The Ronin integration isn’t PHPC’s only expansion this cycle. In the same window, Coins.ph joined the public testnet of Arc, an institutional-grade blockchain built by Circle, the company behind the USDC stablecoin, specifically to explore using PHPC for cross-border remittances and high-volume transactions. That’s a notable partner to have, since Circle’s Arc network is explicitly designed for exactly the kind of regulated, high-volume institutional flow that remittance corridors represent, rather than the retail-trading use case most crypto infrastructure gets built for first. Coins.ph has said it’s now preparing to formally apply to BSP to increase PHPC’s minting capacity specifically to support that remittance and high-volume use case, a meaningfully larger ambition than the original retail-payments pilot.
Worth being precise about what all of this is and isn’t, since crypto coverage of stablecoin projects tends to blur pilot announcements with actual launches. PHPC exists, has real BSP sandbox approval history, and has real users on Coins.ph’s own platform today. The Ronin QRPh integration and the expanded Circle Arc remittance ambitions are both still pending, explicitly contingent on further BSP authorization that hasn’t been granted yet as of the announcements.
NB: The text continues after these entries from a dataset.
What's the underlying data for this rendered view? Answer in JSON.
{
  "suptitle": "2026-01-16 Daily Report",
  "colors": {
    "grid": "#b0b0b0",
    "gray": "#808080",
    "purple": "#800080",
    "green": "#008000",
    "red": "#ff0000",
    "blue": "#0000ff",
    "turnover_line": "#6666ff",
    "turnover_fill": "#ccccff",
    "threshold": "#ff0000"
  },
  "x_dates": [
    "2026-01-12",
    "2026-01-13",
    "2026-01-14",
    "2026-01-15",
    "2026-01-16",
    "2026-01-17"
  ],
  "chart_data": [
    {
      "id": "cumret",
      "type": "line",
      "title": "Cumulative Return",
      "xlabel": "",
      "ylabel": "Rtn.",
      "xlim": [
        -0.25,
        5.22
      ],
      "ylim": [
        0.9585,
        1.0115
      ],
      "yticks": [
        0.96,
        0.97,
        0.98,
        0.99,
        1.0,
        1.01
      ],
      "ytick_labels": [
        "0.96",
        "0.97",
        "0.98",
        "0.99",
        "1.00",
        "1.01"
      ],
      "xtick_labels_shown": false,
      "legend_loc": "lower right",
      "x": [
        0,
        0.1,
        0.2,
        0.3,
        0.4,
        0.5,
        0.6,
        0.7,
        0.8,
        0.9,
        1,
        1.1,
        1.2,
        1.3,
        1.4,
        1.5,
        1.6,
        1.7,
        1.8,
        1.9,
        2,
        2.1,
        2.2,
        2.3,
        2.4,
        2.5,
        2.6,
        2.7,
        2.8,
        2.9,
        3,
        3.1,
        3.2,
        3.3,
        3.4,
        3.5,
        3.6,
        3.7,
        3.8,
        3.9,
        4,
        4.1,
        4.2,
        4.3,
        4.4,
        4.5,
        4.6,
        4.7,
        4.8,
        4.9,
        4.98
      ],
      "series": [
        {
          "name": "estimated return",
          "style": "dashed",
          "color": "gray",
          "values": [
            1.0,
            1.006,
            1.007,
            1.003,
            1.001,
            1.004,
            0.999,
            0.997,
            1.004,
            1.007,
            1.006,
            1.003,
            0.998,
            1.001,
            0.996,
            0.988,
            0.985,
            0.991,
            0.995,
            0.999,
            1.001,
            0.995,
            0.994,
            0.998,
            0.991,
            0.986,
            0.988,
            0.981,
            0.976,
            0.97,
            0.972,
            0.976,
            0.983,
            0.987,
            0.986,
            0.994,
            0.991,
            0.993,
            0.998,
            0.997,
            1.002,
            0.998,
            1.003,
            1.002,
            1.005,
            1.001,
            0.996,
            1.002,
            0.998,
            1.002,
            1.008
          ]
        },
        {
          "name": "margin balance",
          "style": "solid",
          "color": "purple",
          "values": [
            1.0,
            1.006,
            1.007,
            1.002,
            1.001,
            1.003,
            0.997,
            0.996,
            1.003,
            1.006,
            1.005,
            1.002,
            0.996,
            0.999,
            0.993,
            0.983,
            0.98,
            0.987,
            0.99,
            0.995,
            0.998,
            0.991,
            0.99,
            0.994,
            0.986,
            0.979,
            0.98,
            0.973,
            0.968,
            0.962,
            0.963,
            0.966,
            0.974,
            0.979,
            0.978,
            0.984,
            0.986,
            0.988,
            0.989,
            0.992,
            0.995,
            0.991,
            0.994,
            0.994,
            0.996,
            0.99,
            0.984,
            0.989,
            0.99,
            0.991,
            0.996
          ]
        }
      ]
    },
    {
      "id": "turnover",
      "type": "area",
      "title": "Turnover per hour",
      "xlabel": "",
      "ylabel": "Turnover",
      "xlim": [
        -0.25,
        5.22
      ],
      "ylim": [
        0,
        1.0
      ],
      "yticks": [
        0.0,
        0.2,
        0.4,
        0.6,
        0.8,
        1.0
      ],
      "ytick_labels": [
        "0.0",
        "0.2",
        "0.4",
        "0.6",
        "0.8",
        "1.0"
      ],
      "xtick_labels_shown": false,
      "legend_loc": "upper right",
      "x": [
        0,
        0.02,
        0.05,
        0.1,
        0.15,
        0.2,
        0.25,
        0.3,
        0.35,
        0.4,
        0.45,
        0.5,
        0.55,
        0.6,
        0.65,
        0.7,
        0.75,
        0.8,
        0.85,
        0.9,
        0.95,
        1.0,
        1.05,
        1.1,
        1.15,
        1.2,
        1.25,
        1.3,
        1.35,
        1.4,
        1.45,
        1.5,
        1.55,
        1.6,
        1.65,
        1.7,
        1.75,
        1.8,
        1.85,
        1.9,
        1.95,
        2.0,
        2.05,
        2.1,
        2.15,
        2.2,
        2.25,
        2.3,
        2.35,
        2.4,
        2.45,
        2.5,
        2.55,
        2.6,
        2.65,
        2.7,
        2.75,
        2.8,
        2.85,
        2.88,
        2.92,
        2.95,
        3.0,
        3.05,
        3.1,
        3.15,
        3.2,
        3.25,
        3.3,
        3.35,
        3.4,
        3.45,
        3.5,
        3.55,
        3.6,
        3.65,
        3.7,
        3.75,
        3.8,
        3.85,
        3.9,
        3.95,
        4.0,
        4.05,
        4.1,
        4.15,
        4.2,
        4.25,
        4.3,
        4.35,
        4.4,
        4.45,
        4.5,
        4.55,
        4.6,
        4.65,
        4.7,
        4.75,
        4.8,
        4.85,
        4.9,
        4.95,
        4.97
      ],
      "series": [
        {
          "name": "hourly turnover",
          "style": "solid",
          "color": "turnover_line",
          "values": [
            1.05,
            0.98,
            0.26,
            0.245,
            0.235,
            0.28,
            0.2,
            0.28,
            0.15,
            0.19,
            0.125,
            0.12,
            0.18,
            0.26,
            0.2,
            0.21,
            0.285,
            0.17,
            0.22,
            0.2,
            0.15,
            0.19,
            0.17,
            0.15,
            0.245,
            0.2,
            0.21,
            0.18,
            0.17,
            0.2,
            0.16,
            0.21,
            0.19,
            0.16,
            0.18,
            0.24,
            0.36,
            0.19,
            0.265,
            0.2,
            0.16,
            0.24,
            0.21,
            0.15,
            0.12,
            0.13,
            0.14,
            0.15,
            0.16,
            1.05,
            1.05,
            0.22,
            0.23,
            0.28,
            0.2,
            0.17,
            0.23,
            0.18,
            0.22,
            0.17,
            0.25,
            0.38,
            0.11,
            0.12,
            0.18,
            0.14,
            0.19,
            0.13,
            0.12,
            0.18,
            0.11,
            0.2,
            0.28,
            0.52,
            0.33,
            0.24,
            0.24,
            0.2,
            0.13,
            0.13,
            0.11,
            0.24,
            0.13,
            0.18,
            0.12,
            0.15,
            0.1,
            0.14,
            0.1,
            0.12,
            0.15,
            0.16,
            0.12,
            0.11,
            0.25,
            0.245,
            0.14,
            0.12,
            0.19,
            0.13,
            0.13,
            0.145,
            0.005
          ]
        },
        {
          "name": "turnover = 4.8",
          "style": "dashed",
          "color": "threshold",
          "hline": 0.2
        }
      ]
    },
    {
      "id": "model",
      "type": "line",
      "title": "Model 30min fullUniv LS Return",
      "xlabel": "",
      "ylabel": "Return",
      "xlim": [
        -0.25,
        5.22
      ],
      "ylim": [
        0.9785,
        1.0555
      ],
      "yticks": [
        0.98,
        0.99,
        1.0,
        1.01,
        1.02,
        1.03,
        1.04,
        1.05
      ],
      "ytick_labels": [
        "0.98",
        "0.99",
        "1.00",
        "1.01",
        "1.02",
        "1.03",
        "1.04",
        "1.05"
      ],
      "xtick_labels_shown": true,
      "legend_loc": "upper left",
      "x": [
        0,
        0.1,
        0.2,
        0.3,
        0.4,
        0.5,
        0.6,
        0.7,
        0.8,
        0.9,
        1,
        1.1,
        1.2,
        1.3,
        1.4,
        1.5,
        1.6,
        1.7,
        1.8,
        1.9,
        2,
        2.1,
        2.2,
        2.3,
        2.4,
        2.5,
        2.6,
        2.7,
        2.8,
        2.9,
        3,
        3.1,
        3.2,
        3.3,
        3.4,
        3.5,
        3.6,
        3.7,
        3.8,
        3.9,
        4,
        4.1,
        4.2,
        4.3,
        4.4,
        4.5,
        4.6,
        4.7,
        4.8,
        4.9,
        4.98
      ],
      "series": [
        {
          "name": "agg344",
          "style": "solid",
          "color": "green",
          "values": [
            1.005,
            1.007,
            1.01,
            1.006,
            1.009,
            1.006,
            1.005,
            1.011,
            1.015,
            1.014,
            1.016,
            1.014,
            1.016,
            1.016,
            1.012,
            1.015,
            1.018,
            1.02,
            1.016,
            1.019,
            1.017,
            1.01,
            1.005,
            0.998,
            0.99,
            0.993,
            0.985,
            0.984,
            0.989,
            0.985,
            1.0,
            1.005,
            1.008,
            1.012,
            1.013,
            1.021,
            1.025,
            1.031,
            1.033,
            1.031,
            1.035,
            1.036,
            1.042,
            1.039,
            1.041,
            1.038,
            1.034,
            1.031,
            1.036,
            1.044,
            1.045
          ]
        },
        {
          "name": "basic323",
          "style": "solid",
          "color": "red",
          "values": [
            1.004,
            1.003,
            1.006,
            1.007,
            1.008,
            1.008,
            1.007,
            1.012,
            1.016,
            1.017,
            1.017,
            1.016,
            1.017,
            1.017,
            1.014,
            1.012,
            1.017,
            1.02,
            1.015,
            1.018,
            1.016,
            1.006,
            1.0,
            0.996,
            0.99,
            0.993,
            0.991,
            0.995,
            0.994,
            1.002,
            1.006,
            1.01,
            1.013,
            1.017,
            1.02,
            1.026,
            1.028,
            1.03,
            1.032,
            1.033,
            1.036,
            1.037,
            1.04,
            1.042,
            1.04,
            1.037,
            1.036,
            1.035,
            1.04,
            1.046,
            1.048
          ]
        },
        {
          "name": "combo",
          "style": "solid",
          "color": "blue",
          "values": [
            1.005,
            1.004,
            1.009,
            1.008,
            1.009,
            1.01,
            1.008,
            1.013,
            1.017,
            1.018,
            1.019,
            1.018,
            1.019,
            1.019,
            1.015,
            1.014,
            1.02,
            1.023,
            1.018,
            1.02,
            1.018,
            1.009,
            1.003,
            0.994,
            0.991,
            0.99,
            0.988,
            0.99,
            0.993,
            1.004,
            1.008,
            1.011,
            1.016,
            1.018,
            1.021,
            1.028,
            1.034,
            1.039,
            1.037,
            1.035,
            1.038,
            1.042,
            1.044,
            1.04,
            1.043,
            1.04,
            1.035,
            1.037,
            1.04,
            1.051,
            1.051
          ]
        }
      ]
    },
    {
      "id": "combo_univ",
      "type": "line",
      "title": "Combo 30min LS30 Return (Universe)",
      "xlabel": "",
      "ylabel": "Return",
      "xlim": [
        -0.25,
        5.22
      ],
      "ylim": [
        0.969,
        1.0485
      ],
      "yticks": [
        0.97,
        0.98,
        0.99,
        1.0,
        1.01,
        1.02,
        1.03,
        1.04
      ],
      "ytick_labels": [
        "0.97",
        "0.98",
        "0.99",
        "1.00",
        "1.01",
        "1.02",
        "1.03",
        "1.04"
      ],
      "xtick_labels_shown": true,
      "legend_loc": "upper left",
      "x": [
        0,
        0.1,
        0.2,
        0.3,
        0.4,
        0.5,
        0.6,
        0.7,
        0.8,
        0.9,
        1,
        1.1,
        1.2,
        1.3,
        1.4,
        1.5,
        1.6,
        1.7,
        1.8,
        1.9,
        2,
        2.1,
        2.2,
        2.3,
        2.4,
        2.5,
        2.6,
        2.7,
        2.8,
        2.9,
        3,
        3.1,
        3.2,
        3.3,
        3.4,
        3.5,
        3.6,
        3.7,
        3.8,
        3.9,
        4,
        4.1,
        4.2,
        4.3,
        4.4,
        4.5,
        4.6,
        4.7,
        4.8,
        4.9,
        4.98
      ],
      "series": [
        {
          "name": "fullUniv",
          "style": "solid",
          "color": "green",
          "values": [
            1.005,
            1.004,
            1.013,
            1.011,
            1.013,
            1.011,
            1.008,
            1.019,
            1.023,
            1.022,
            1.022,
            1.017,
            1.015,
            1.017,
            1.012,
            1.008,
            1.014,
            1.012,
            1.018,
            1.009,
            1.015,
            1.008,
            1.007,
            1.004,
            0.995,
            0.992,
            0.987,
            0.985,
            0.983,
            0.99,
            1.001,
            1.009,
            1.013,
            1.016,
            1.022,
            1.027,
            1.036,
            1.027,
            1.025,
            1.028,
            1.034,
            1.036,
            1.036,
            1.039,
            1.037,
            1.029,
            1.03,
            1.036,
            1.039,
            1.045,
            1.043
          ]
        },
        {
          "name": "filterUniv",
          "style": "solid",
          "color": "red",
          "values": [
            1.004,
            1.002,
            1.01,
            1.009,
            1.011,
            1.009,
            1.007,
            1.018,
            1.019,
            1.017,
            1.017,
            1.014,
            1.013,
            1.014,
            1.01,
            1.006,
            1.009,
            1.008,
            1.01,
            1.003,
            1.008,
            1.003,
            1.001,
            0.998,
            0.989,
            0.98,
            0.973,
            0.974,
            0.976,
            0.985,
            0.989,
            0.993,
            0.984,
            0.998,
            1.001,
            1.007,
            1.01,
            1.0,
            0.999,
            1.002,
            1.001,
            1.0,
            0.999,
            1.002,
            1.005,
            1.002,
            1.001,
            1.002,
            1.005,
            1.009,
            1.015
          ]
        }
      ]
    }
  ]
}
Nothing here is vaporware exactly, Coins.ph has a genuine multi-year regulatory track record with BSP that most crypto projects claiming stablecoin ambitions in the Philippines don’t have, but the gap between what’s been announced and what a typical Filipino user can actually do with PHPC today, mostly hold and transact within Coins.ph’s own app, remains real.
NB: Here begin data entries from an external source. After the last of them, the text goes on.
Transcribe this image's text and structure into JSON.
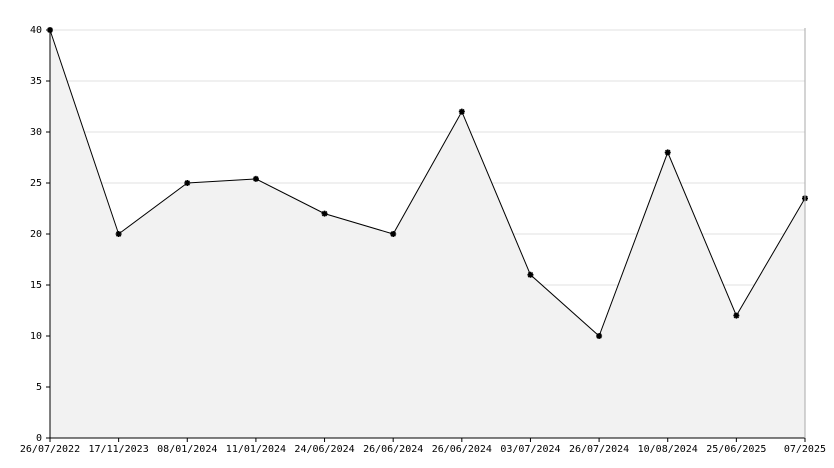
{
  "chart_data": {
    "type": "area",
    "categories": [
      "26/07/2022",
      "17/11/2023",
      "08/01/2024",
      "11/01/2024",
      "24/06/2024",
      "26/06/2024",
      "26/06/2024",
      "03/07/2024",
      "26/07/2024",
      "10/08/2024",
      "25/06/2025",
      "07/2025"
    ],
    "values": [
      40,
      20,
      25,
      25.4,
      22,
      20,
      32,
      16,
      10,
      28,
      12,
      23.5
    ],
    "color": "#000000",
    "fill": "#f2f2f2",
    "ylim": [
      0,
      40
    ],
    "yticks": [
      0,
      5,
      10,
      15,
      20,
      25,
      30,
      35,
      40
    ],
    "grid": true
  }
}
What makes PHPC worth tracking separately from the broader global stablecoin story, where US-regulated dollar stablecoins under the GENIUS Act are being built directly into bank-grade payments infrastructure by companies like Stripe, Klarna, and Revolut, is that PHPC sits at the opposite end of the spectrum: a peso-denominated token, issued by a crypto exchange rather than a bank or payments giant, integrating with gaming wallets and blockchain-native rails rather than traditional banking infrastructure. It’s a genuinely crypto-market bet, not a banking-infrastructure one, that the fastest path to making a peso-stablecoin useful for ordinary Filipinos runs through the QR payment network Filipinos already use daily, plumbed in through partners like Ronin and Circle’s institutional blockchain, rather than through a bank-issued digital peso competing directly with GCash and Maya on their own turf.
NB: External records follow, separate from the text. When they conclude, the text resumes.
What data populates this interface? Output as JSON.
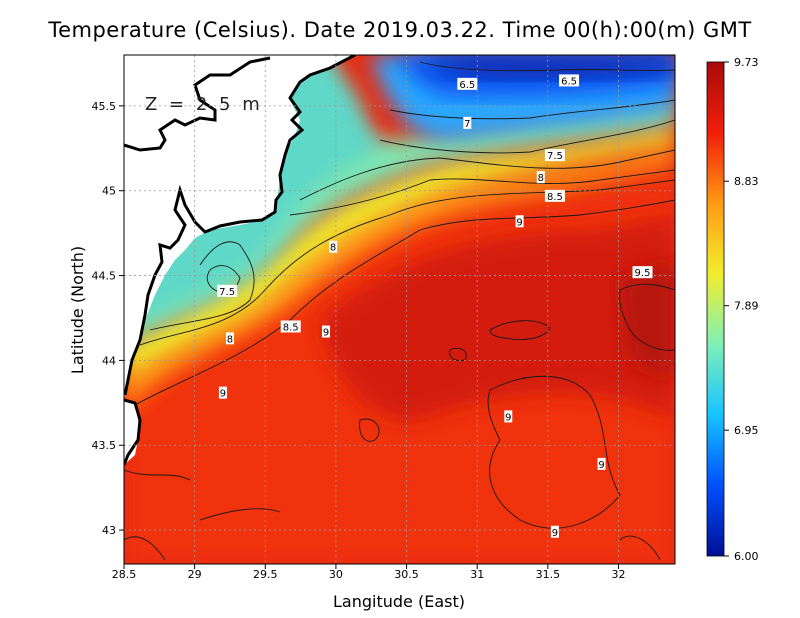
{
  "title": "Temperature (Celsius). Date 2019.03.22. Time 00(h):00(m)  GMT",
  "depth_label": "Z = 2.5 m",
  "xlabel": "Langitude (East)",
  "ylabel": "Latitude (North)",
  "x_ticks": [
    "28.5",
    "29",
    "29.5",
    "30",
    "30.5",
    "31",
    "31.5",
    "32"
  ],
  "y_ticks": [
    "43",
    "43.5",
    "44",
    "44.5",
    "45",
    "45.5"
  ],
  "colorbar": {
    "ticks": [
      "9.73",
      "8.83",
      "7.89",
      "6.95",
      "6.00"
    ],
    "min": 6.0,
    "max": 9.73,
    "colors": [
      "#000f96",
      "#0050ff",
      "#16c4ff",
      "#7ff0b8",
      "#f2ee2c",
      "#ff9a14",
      "#f21e0a",
      "#a90a0a"
    ]
  },
  "chart_data": {
    "type": "heatmap",
    "title": "Temperature (Celsius). Date 2019.03.22. Time 00(h):00(m)  GMT",
    "xlabel": "Langitude (East)",
    "ylabel": "Latitude (North)",
    "xlim": [
      28.5,
      32.4
    ],
    "ylim": [
      42.8,
      45.8
    ],
    "grid": true,
    "colorbar_range": [
      6.0,
      9.73
    ],
    "contour_labels": [
      {
        "text": "6.5",
        "lon": 30.93,
        "lat": 45.63
      },
      {
        "text": "6.5",
        "lon": 31.65,
        "lat": 45.65
      },
      {
        "text": "7",
        "lon": 30.93,
        "lat": 45.4
      },
      {
        "text": "7.5",
        "lon": 31.55,
        "lat": 45.21
      },
      {
        "text": "8",
        "lon": 31.45,
        "lat": 45.08
      },
      {
        "text": "8.5",
        "lon": 31.55,
        "lat": 44.97
      },
      {
        "text": "9",
        "lon": 31.3,
        "lat": 44.82
      },
      {
        "text": "9.5",
        "lon": 32.17,
        "lat": 44.52
      },
      {
        "text": "8",
        "lon": 29.98,
        "lat": 44.67
      },
      {
        "text": "7.5",
        "lon": 29.23,
        "lat": 44.41
      },
      {
        "text": "8",
        "lon": 29.25,
        "lat": 44.13
      },
      {
        "text": "8.5",
        "lon": 29.68,
        "lat": 44.2
      },
      {
        "text": "9",
        "lon": 29.93,
        "lat": 44.17
      },
      {
        "text": "9",
        "lon": 29.2,
        "lat": 43.81
      },
      {
        "text": "9",
        "lon": 31.22,
        "lat": 43.67
      },
      {
        "text": "9",
        "lon": 31.88,
        "lat": 43.39
      },
      {
        "text": "9",
        "lon": 31.55,
        "lat": 42.99
      }
    ]
  }
}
If the BSP approvals come through and the Ronin integration actually reaches the promised 600,000 merchants, PHPC would become one of the more concrete real-world use cases for a Southeast Asian peso-pegged stablecoin outside of pure crypto trading, and a genuinely useful tool for the specific problem BSP and the SEC have both been circling this year: giving OFWs and their families cheaper, faster remittance and payment rails than traditional banking corridors offer. Until the merchant network and the expanded minting capacity are actually live, though, PHPC remains a well-documented pilot with real institutional backing rather than the retail payments product its backers are describing.